Just beyond the outskirts of Lisbon, the Alentejo countryside quickly appears on the horizon: first vineyards and olive groves that stretch off into the distance; then a smattering of cork oaks by the side of the road. The deeper you go into this country, the more numerous these trees become. They’re easily recognizable since almost three-quarters of their bark has been stripped for cork. Alentejo is home to the world’s largest forest of these prized evergreens.
At Imani Country House, however, it’s orange trees that preside over the surrounding landscape; mornings here begin with a glass of freshly squeezed juice. Just 90 minutes from the Portuguese capital, this eco-friendly hideaway – water is heated by solar panels and 80 percent of waste is recycled – is a luxury base camp for experiencing the region at your own pace. Spend a little time lounging by one of two pools under the eye of the property’s resident donkeys or hop on a bike to explore.
Before sunset, head to the neighbouring town of Evora, a UNESCO World Heritage Site. The most captivating landmark in the ancient walled town is the Capela dos Ossos. This 16th-century chapel derives its name from the bones of some 5,000 skeletons (skulls included) that adorn its walls. Afterward, calm your nerves by dining at the BL Lounge, where simple, perfectly cooked dishes –think rib steak, seasoned with garlic and herbs – are served in an unexpectedly modern setting.
Guided by the experts at Turaventur, you can learn about cork processing, tour the startling moonscape of the Estremoz marble quarries or marvel at the menhirs and dolmens at the region’s ancient megalithic sites; some of them are over 6,000 years old.
After all that excitement, treat yourself to an evening of quiet contemplation. Trade your sunglasses for a telescope and head for Lake Alqueva. The skies above the neighbouring villages are so clear that the Starlight Foundation chose the area as its first stargazing destination in the world.
For dinner, try Sem Fim, which doubles as both a bar and art gallery and is housed in a former olive oil factory; the period machinery is an integral part of the decor. Order chef/owner Tiago Kalisvaart’s recommendations; the octopus, served whole, is incredibly tender. If you’re lucky, Kalisvaart may even give you an outdoor astronomy lesson after the meal.
Check into the rustic but cozy Monte Alerta Inn, located at the foot of the lovely hilltop village of Monsaraz. You can even continue your stargazing in the company of the property’s animals (ponies, goats, horses and chinchillas, to name just a few).

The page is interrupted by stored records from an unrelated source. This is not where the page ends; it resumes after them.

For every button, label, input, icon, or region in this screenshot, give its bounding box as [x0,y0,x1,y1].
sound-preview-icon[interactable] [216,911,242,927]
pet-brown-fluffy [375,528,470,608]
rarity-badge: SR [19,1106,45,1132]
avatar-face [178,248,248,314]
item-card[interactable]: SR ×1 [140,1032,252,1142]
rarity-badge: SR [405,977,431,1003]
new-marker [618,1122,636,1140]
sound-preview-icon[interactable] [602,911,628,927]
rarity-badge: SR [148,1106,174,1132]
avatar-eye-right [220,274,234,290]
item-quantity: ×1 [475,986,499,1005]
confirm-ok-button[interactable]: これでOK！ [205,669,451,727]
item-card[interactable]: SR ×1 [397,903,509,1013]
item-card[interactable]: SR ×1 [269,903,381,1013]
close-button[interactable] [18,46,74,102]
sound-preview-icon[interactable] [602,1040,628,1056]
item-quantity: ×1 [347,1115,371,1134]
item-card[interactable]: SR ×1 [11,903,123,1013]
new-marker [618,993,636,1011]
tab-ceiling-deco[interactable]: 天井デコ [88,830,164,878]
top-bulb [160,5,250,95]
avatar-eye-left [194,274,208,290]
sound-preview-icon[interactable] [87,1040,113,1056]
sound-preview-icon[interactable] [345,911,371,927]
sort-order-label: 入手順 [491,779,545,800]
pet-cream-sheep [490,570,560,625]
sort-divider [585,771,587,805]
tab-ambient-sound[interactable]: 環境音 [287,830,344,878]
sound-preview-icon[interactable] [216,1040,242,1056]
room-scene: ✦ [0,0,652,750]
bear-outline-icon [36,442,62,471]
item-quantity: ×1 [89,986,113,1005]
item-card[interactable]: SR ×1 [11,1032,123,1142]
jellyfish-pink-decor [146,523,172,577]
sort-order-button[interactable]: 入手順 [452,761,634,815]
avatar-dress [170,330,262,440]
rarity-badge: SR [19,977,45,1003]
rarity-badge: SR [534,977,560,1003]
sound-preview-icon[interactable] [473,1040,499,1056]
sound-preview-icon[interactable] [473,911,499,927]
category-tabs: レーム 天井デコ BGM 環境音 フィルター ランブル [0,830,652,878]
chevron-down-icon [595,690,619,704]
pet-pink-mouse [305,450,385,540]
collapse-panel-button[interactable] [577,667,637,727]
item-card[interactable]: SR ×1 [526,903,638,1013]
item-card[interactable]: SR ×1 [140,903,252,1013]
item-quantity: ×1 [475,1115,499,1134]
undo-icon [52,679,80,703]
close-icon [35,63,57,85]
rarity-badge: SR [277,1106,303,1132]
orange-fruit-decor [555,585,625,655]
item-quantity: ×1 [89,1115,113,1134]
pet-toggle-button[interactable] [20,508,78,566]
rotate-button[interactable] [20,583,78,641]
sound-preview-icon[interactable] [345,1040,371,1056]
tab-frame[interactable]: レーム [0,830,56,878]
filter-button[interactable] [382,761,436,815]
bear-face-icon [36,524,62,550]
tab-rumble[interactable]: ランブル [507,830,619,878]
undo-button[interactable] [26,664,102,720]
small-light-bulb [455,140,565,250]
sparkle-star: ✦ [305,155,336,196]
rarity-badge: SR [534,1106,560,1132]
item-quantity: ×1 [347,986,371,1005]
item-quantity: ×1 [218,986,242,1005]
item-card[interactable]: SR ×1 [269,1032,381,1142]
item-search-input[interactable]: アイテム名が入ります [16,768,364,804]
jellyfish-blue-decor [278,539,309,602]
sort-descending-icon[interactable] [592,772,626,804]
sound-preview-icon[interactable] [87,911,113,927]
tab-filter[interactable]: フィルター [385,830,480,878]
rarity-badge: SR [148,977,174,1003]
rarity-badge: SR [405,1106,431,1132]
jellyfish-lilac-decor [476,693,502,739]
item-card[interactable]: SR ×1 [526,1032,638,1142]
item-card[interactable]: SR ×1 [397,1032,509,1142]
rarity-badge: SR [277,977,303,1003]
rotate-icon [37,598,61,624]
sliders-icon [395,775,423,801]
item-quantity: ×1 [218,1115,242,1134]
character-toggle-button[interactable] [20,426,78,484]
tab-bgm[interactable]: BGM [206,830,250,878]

No trip to Alentejo would be complete without a tasting of the local vinho. Although there’s no shortage of vineyards in the region, Herdade dos Lagos stands out for their organic wines made from local varietals. Their 100-percent Aragonez blanc de noir (white wine customarily produced from red grapes) is surprisingly fresh for a wine that hails from a sunny locale.
Located halfway between Évora and the Guadiana Valley Natural Park, the vineyard (which also produces organic honey and olive oil) makes for a perfect stop before an alfresco picnic. Dietmar, who runs the property here in his adopted homeland, will give you a warm Alentejo welcome.